Betsayda Machado is an Afro-Venezuelan singer from Barlovento whose international touring has made her the most globally visible representative of Afro-Venezuelan cultural expression. Her performances carry the visual vocabulary of Barlovento’s ceremonial dress tradition into concert halls and festival stages across Europe and North America. Venezuelan DJ and cultural practitioner MPeach named her, in a March 2025 interview with The DJ Cookbook, as having the best voice in Venezuela and specifically as an Afro-Venezuelan artist from Barlovento. Her work provides an accessible point of reference for international audiences encountering Afro-Venezuelan culture through music and its accompanying visual presentation.

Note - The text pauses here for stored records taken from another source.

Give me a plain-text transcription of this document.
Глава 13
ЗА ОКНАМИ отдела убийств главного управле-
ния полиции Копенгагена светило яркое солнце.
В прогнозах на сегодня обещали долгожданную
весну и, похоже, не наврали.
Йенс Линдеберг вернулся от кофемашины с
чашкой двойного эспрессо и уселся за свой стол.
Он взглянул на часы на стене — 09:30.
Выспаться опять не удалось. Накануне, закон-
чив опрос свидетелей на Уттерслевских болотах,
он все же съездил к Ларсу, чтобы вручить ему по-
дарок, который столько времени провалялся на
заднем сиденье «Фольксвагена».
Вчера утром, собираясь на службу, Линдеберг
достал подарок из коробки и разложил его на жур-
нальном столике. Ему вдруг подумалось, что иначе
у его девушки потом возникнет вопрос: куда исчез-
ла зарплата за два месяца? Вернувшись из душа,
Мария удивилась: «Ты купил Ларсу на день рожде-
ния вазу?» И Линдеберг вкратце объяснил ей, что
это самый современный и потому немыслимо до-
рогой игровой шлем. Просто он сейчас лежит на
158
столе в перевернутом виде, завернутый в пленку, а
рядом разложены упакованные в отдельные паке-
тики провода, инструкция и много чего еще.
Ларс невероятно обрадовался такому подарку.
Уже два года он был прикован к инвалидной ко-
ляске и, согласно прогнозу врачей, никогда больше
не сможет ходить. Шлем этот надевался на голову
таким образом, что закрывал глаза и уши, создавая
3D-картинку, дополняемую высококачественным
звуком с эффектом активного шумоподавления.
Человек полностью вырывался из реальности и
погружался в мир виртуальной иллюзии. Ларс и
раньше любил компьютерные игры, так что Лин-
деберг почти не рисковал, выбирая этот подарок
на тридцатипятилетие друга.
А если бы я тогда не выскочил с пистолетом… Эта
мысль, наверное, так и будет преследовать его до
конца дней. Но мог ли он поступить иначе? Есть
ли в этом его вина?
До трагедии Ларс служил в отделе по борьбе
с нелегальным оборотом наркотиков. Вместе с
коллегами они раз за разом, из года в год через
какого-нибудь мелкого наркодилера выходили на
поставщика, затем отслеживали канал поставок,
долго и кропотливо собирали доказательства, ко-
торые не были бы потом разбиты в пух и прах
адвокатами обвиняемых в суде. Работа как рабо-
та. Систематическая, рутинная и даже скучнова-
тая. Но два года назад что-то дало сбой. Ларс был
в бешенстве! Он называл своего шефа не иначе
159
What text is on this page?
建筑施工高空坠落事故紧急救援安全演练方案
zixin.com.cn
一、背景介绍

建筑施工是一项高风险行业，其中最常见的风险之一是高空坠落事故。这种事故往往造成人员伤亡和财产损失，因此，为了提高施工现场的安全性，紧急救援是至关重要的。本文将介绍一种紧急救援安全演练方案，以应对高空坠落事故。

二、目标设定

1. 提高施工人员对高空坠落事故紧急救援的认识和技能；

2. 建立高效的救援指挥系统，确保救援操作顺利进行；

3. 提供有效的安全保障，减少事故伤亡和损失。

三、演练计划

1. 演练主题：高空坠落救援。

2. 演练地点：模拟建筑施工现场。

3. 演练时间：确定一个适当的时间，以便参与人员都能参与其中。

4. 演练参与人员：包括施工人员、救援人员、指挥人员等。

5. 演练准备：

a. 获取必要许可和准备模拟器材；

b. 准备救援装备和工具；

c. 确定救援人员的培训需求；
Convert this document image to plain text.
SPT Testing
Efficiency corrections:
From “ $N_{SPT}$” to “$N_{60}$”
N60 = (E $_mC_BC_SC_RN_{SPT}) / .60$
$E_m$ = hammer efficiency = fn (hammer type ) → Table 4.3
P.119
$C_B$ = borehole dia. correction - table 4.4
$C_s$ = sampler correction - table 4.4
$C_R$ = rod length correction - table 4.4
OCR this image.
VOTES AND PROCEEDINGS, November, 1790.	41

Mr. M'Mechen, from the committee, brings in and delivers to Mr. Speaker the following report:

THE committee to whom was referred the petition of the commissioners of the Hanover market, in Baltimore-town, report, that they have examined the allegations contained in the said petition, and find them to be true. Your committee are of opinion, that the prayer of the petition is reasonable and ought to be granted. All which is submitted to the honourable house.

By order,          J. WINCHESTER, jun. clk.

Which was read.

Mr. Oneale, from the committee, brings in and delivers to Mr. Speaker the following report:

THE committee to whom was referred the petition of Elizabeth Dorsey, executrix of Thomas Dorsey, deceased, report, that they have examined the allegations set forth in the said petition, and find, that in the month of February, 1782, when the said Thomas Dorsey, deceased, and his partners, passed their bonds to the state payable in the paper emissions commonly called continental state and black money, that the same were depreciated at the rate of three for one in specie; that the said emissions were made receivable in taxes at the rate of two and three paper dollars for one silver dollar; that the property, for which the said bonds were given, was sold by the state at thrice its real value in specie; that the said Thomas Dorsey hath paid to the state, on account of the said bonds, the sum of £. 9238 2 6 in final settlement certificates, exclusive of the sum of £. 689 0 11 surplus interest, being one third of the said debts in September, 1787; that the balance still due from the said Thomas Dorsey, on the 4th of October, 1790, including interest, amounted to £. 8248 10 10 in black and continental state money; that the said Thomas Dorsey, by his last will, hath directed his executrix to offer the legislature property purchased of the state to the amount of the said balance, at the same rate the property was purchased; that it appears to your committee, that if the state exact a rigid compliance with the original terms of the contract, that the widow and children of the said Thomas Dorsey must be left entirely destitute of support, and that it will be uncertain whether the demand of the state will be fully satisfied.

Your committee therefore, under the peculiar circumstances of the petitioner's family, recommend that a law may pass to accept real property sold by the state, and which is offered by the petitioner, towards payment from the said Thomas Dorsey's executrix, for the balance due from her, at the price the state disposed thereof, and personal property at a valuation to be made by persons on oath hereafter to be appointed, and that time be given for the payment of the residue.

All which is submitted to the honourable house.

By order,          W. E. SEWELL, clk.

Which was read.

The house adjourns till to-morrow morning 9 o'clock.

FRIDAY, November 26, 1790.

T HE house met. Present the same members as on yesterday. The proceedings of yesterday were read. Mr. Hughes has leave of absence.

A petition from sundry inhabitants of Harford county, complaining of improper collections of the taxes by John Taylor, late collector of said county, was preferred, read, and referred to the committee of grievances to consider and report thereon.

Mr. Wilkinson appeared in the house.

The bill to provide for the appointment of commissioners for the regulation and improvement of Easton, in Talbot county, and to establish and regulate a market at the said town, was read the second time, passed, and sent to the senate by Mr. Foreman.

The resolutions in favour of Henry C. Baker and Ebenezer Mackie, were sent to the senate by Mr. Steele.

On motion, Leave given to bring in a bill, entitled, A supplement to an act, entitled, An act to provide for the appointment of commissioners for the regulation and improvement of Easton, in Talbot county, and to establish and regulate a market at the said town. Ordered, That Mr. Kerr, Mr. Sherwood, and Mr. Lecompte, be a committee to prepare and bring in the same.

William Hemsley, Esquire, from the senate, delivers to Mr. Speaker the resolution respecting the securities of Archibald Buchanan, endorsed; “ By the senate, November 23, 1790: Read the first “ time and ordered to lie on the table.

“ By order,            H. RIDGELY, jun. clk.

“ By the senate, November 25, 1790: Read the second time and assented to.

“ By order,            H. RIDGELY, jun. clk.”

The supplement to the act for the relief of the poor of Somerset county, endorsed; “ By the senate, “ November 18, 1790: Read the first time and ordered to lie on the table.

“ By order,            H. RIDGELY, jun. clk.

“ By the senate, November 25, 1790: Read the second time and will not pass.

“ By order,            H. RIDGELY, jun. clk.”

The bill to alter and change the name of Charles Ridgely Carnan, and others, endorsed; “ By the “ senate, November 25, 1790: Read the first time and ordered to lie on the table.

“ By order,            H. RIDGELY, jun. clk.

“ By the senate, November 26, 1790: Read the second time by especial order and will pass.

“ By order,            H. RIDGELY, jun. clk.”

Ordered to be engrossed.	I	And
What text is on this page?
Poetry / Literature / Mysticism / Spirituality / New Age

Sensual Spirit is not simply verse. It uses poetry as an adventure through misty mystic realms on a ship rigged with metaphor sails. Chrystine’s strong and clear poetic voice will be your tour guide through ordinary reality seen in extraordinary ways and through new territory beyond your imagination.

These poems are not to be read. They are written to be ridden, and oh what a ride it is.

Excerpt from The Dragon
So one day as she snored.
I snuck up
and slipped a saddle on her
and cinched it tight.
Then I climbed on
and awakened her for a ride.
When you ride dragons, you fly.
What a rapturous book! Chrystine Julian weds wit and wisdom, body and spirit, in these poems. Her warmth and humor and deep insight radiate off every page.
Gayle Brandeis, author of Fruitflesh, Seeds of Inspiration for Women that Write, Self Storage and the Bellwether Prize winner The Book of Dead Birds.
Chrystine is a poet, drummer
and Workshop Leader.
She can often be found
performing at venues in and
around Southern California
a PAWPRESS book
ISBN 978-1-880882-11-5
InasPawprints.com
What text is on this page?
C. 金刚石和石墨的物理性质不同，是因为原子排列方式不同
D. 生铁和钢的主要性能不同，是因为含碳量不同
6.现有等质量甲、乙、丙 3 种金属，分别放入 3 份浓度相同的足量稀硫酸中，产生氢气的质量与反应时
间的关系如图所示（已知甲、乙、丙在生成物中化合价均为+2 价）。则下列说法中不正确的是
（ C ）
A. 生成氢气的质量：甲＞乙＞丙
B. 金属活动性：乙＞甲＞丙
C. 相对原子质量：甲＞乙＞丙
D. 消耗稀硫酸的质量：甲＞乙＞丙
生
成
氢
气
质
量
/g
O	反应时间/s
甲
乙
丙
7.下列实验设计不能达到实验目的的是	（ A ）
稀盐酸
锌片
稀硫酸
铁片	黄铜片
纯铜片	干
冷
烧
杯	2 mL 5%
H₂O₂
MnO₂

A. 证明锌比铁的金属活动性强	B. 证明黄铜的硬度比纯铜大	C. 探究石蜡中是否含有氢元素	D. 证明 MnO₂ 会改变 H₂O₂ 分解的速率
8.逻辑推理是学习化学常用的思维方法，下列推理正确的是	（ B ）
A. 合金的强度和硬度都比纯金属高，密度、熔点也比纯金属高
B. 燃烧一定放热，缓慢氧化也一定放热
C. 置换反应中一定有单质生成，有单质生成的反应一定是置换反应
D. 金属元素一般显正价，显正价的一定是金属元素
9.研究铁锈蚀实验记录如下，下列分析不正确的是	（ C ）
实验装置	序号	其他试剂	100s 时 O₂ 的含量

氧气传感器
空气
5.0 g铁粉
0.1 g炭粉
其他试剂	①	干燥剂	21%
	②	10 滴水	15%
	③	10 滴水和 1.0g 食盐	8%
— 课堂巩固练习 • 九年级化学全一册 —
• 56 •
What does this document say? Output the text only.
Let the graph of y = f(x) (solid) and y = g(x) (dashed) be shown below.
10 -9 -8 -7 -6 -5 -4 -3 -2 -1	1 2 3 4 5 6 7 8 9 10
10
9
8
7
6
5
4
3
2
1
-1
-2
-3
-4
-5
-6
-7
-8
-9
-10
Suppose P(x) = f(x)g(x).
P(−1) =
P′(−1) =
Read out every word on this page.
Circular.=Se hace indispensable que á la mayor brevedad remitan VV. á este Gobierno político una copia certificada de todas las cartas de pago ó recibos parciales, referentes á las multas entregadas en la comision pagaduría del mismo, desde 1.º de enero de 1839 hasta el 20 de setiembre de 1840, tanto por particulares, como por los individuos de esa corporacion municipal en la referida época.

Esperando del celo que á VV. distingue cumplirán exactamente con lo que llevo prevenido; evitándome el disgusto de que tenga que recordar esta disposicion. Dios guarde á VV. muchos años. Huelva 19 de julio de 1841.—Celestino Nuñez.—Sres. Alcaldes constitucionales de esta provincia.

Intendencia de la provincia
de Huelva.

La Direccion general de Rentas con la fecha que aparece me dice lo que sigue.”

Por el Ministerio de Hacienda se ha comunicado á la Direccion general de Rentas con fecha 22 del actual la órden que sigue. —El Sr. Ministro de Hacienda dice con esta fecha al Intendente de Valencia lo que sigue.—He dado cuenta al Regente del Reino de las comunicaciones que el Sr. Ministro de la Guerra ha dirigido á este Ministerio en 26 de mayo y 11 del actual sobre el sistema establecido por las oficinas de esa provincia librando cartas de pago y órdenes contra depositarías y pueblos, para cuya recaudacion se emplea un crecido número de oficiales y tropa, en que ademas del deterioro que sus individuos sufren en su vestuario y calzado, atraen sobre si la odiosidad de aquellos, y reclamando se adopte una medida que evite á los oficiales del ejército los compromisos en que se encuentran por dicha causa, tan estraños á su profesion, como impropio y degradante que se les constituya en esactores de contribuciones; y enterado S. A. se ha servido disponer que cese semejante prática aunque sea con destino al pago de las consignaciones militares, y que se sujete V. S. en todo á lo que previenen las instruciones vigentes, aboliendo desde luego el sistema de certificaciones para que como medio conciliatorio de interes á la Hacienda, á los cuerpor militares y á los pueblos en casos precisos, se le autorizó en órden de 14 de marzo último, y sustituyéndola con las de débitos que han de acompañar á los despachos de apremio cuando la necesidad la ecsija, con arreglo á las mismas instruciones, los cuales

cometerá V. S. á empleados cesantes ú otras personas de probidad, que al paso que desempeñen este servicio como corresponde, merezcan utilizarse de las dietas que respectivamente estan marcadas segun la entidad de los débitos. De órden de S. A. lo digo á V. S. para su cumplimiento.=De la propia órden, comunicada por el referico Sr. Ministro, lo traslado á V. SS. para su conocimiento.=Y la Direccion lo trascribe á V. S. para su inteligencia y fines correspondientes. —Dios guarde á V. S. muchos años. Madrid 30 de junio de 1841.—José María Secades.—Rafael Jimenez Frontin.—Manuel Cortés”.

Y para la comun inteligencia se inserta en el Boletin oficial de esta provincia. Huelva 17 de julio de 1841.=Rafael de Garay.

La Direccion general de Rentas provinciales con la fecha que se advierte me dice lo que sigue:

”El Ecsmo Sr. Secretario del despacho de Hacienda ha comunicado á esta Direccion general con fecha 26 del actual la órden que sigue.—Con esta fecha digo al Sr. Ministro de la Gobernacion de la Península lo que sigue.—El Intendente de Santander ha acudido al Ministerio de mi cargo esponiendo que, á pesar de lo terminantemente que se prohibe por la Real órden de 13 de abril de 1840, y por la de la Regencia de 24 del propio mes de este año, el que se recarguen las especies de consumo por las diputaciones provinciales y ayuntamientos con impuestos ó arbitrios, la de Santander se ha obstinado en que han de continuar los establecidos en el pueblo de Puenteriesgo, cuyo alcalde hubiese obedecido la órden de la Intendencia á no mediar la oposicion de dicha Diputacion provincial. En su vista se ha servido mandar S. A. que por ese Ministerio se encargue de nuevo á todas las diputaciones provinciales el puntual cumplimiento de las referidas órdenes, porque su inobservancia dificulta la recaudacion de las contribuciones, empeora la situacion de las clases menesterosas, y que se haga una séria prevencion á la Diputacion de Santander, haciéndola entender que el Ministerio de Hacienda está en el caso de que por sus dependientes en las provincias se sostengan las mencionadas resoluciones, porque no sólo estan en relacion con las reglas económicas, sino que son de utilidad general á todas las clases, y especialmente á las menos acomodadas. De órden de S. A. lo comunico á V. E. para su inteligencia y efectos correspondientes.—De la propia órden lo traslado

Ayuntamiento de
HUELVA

- What are the Afro-Venezuelan cultural organisations in Brooklyn?
The primary Afro-Venezuelan cultural organisations in Brooklyn, New York, are Tambor y Caña (formally Escuela de Tambores Afrovenezolanos y Percusión Afrolatina, E.T.A.P.A.) and Afro-Códigos. These organisations are Brooklyn-based drumming and cultural groups comprising Afro-Venezuelan immigrants from the states of Aragua, Maracay, and Carabobo. They host events, workshops, and performances across New York City, teaching Afro-Venezuelan musical performance, dance, and the ceremonial contexts in which Afro-Venezuelan dress is worn and transmitted. The NYU Latinx Project has documented Tambor y Caña’s work as central to the Afro-Venezuelan diaspora community in New York.
- Who is Nabel Martins, and how does she connect to Venezuelan fashion heritage?
Nabel Martins is a Venezuelan-Portuguese fashion designer who studied at the Instituto de Diseño y Moda Brivil in Caracas and at Central Saint Martins in London. She launched her label in 2013 and has regularly shown at Paris Fashion Week since 2022. In 2024, she was invited by the Venezuelan delegation to UNESCO in Paris during Latin America and the Caribbean Week, where she presented a reinterpretation of the liqui-liqui, Venezuela’s traditional formal attire. Her spring/summer 2026 collection, Alegría, was shown at Hacienda La Vega in Caracas. She is the most internationally visible Venezuelan fashion designer currently presenting at European fashion weeks.